Ruszyłyśmy do pierwszego sklepu, a ja wiedziałam, że szybko z tej galerii nie wyjdziemy. Kochamy zakupy, a zakupy kochają nas.
Kiedy przebywałam z dziewczynami, byłam szczęśliwa. Byłam wdzięczna; przede wszystkim mogłam być sobą. Nie jestem nawet w stanie opisać swojej miłości do nich. Są dla mnie kimś najszczególniejszym. Nie pamiętam, jak wyglądało moje życie, kiedy ich w nim nie było. Mogę śmiało powiedzieć, że mnie uratowały. Bez nich nie byłoby mnie. Dopełniamy się. Kiedy jedna płacze, jedna z nas podaje jej chusteczkę, a druga trzyma mocno w ramionach. Kiedy jedna siedzi w łazience po ostrym melanżu, obie przytrzymujemy jej włosy. Kiedy się śmiejmy, to wszystkie razem. Kiedy pojawiają się problemy, pomagamy siebie nawzajem, a one znikają szybciej, niż się pojawiły. Mogę śmiało stwierdzić, że nie ma takiej przyjaźni jak nasza. Nasza jest wyjątkowa i jedyna w swoim rodzaju. Jest magiczna. Zdarzają się gorsze chwile, ale później przychodzi to cholerne zrozumienie, że tylko my siebie rozumiemy. Nie ma nic piękniejszego od tego, co nas łączy. Przysięgam.
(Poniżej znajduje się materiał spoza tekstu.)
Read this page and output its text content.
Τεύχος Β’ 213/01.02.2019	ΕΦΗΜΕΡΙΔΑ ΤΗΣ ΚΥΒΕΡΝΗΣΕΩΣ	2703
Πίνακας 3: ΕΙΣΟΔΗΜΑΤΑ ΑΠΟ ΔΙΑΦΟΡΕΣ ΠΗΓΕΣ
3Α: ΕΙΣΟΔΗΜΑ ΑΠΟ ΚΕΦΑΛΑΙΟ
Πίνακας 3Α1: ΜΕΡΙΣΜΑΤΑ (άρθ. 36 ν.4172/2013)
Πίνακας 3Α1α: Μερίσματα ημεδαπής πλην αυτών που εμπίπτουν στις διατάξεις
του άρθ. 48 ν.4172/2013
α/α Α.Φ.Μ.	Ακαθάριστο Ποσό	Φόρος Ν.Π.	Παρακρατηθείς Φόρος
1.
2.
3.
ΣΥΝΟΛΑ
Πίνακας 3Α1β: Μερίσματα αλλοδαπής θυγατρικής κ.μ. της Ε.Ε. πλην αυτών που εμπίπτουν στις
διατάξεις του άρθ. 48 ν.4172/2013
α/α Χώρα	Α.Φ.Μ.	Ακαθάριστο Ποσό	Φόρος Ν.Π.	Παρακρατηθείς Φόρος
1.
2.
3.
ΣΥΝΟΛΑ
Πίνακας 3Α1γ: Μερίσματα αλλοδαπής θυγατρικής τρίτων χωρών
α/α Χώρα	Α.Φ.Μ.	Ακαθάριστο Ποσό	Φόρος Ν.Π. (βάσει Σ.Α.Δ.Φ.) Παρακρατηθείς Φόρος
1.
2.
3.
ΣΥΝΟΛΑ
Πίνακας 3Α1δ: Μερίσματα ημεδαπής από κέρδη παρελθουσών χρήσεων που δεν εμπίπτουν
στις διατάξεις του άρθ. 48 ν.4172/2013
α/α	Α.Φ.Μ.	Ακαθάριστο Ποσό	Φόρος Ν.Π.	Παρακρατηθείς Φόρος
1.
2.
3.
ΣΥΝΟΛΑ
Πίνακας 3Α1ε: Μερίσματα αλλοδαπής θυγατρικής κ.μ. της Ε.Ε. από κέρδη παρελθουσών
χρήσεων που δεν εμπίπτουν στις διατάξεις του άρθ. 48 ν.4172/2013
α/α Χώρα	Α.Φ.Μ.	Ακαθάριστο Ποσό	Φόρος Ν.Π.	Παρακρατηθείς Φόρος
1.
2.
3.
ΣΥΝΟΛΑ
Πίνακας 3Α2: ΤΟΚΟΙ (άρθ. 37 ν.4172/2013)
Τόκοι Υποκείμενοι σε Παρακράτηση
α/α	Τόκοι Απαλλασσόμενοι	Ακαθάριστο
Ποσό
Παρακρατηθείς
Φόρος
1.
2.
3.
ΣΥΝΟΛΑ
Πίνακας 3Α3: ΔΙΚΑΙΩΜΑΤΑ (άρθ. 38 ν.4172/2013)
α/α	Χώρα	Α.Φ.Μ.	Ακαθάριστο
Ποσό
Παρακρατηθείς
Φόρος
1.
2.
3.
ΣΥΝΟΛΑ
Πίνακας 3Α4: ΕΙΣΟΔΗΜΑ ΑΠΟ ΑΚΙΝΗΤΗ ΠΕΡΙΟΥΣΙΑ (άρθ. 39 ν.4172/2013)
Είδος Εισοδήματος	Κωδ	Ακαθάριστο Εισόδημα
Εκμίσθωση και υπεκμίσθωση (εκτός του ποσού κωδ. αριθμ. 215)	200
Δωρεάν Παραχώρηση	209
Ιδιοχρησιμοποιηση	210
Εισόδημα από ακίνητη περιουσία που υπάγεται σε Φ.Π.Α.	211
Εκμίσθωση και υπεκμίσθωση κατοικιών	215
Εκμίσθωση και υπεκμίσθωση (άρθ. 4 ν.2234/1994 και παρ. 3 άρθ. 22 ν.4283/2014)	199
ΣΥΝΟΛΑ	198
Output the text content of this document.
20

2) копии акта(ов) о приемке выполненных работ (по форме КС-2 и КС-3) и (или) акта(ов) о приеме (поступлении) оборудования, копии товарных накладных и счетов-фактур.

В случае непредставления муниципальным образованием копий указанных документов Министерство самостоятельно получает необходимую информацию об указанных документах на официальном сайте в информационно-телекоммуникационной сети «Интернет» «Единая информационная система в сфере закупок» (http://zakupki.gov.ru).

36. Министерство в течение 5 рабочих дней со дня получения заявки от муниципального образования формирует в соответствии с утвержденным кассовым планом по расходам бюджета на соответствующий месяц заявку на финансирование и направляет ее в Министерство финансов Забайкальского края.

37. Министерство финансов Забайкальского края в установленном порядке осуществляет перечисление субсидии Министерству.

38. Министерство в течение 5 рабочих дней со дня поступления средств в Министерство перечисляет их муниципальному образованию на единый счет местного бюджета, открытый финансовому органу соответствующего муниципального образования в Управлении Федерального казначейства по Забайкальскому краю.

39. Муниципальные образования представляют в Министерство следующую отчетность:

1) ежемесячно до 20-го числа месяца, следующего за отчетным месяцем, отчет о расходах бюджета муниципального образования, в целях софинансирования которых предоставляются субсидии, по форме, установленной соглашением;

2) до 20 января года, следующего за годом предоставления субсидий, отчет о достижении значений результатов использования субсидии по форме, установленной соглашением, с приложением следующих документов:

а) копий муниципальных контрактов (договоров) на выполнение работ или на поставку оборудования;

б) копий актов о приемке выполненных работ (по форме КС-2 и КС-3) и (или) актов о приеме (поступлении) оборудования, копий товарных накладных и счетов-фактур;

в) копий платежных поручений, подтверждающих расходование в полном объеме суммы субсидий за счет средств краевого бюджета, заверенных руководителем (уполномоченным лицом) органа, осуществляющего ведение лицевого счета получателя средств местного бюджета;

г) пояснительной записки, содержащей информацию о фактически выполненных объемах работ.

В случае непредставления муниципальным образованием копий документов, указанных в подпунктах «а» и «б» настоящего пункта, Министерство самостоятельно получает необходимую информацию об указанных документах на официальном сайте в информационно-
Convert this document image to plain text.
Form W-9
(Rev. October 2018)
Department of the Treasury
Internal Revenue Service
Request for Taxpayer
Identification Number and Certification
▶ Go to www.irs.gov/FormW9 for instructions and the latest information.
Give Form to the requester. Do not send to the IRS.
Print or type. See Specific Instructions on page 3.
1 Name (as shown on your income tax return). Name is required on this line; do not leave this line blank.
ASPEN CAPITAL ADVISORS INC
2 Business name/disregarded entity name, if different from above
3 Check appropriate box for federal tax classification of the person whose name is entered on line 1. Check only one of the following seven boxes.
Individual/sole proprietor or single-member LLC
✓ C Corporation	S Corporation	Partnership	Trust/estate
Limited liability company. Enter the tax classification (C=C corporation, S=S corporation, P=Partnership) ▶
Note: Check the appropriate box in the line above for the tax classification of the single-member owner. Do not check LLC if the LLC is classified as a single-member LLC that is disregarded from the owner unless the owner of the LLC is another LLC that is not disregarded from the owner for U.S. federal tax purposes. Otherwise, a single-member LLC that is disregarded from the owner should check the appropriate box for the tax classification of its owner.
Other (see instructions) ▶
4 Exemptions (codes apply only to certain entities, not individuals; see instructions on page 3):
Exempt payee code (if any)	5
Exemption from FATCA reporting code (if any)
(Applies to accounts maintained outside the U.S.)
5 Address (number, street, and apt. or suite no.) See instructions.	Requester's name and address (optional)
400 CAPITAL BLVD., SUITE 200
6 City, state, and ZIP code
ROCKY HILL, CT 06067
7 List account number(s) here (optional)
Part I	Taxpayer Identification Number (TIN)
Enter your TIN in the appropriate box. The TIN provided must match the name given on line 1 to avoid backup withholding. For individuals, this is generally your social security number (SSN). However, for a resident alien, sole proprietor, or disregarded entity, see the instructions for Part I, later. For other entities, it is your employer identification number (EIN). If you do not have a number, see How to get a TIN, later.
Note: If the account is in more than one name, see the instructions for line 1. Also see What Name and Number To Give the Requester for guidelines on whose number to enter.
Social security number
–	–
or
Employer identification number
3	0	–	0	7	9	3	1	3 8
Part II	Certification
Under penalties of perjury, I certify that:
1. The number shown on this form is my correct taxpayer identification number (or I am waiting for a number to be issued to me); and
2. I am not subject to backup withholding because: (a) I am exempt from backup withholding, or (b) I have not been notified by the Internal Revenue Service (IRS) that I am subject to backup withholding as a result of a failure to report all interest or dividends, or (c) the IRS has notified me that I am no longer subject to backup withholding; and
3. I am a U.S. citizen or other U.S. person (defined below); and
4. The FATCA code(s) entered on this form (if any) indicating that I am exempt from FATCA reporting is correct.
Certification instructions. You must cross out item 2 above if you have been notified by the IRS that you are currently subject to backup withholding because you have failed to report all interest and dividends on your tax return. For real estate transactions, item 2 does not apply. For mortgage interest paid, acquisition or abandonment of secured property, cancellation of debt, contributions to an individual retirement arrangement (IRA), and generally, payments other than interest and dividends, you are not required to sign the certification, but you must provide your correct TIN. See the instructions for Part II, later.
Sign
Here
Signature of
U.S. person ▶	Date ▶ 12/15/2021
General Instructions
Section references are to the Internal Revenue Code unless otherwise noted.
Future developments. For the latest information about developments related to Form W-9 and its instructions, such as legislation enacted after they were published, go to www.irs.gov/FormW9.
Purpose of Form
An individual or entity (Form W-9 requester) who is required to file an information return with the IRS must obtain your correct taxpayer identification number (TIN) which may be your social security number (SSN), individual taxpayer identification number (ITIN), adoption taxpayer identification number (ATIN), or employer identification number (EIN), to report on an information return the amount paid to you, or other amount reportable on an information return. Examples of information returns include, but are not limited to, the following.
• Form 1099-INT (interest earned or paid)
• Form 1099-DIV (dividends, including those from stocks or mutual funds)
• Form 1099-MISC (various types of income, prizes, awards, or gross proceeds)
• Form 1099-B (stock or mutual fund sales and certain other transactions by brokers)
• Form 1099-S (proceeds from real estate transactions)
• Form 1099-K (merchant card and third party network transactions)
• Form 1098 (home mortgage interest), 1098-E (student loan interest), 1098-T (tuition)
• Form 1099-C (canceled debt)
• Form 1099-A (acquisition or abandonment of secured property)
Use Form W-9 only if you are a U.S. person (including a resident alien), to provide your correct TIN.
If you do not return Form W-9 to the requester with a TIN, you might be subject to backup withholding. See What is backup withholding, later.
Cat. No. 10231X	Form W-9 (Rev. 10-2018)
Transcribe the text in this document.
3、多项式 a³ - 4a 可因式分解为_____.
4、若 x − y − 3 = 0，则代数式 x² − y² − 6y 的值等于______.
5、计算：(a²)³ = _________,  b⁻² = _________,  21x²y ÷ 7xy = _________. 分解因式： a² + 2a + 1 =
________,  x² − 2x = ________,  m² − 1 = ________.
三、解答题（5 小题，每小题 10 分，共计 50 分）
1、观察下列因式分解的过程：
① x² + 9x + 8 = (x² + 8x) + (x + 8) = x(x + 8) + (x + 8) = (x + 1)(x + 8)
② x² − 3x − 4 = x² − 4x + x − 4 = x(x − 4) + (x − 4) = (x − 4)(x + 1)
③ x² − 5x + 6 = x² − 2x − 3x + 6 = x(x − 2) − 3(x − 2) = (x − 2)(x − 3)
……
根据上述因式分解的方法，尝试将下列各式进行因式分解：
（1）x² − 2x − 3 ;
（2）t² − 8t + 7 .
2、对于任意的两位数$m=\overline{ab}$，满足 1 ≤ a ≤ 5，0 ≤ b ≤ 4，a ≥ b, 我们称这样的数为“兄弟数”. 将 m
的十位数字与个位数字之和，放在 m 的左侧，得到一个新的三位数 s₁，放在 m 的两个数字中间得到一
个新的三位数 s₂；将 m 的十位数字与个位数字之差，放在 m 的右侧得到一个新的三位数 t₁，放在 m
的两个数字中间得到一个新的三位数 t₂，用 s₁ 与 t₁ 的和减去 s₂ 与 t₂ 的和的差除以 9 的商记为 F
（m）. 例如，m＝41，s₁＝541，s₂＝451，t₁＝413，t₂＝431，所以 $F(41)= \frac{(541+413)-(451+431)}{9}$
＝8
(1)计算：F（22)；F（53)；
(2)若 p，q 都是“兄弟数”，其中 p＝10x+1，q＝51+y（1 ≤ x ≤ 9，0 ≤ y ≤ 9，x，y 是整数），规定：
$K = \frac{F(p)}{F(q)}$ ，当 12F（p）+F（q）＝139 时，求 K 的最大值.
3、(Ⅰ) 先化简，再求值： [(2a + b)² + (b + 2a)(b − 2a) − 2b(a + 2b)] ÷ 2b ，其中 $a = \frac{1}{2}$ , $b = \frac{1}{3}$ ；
– I jak ci się mieszka z bratem? – zapytała Luna, przeglądając wieszaki z sukienkami.
– Z bratem i jego najlepszym przyjacielem, który jest pięknym skurwysynem – odparowałam, a dziewczyny otworzyły buzię. – Nic nie mówcie. Nie wiem, kto pierwszy się wyprowadzi – jęknęłam, zdejmując spodnie z wieszaka. – Jest dość… specyficzny – dodałam, a one uniosły brwi. – O Boże, przestańcie. Lepiej mówcie, co u was.
– Idę dziś wieczorem na kolację z Willem – odezwała się zadowolona Luna, a ja się uśmiechnęłam. Była piękna i dobra. Miała krótkie brązowe włosy, tego samego koloru oczy i figurę modelki. Lubiła chłopców, a oni lubili ją. Była wredna, ale tak w zasadzie wszystkie byłyśmy.
– No to chyba dobrze. Może w końcu to ten właściwy – dodała Maddy. Ona z kolei była kimś, z kim po prostu chciało się przebywać. Była moim słońcem nawet w najciemniejszym miejscu. Wtedy jeszcze nie wiedziała, że Will to… Will.
One obie były moim bezpieczeństwem, spokojem i radością. Nie ma nikogo przed nimi ani po nich. Tak przynajmniej myślałam, ale życie jest przewrotne, a szczególnie moje życie.
– Nie wiem już sama! – jęknęła. – Nie chcę czegoś na siłę. Nie chcę udawać, że mi nie zależy, bo akurat na nim zależy mi cholernie mocno. Nie wiem, co z tego wyjdzie, ale muszę spróbować, żeby później nie pluć sobie w brodę, że nie spróbowałam.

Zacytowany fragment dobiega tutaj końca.